PKR juga sulit berkoalisi dengan UMNO atau Barisan Nasional. Menurut Anwar, saat Pakatan Harapan menang dalam pemilihan umum 2018 dan dia diperkirakan menjadi perdana menteri, UMNO mengajak berunding. "Saya tidak mau teken satu surat yang memberi jaminan mereka (pemimpin UMNO) lepas dari hukum," ucapnya. Saat itu Najib Razak, mantan perdana menteri dari UMNO, dipenjara dalam kasus korupsi 1MDB. Yang paling mungkin, kata Anwar, PKR berkoalisi dengan partai-partai daerah, seperti partai di Sabah dan Sarawak.

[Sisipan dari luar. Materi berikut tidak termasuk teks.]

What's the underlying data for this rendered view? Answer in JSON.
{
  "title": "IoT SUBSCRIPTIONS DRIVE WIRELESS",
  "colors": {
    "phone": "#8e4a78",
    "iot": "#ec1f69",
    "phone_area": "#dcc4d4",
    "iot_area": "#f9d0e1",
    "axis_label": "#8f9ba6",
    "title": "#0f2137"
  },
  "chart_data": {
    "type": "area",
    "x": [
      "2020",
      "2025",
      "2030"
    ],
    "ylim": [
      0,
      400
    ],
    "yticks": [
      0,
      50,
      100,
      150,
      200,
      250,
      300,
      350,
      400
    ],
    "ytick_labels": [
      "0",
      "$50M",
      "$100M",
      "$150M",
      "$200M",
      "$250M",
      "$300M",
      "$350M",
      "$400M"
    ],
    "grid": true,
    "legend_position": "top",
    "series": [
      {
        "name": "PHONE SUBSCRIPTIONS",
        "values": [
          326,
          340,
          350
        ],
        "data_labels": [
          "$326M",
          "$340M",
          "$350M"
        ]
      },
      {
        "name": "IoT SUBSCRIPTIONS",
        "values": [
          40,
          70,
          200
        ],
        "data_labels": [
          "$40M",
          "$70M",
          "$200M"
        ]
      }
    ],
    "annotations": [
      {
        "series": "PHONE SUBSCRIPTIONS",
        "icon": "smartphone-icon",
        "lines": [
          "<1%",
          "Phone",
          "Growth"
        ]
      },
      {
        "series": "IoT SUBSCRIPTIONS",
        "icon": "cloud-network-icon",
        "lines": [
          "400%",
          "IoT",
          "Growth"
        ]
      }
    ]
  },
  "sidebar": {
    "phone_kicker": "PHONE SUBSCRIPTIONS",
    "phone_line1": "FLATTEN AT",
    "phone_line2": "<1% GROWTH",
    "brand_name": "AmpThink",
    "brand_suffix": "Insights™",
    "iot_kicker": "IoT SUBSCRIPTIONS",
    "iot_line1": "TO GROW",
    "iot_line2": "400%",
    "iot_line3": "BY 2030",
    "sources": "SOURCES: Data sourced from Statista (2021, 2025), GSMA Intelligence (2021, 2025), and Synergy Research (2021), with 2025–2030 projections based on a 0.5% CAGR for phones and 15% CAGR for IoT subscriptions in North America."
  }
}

Muhyiddin Yassin, mantan perdana menteri dan pemimpin Perikatan Nasional, mengklaim bahwa Anwar Ibrahim dan Ahmad Zahid Hamidi, Presiden UMNO, akan membentuk koalisi pemerintahan PH dan BN. Anwar membantah klaim itu. "Dia (Zahid) tahu bahwa UMNO tidak akan memenangi cukup kursi untuk membentuk pemerintahan sendiri, jadi dia akan mengambil langkah untuk bekerja sama dengan PH," ujar Muhyiddin saat berpidato di Indera Mahkota, Negara Bagian Pahang, Selasa, 8 November lalu, seperti dikutip Malaysia Now.
Syed Ibrahim menekankan, bila memang harus berkoalisi, kesepakatannya harus jelas. "(Kami) perlu menetapkan syarat yang jelas saat perundingan agar mandat rakyat tidak terpengaruh dan perkara-perkara dasar untuk membentuk kerajaan perlu dipatuhi, seperti Anwar Ibrahim sebagai perdana menteri," katanya.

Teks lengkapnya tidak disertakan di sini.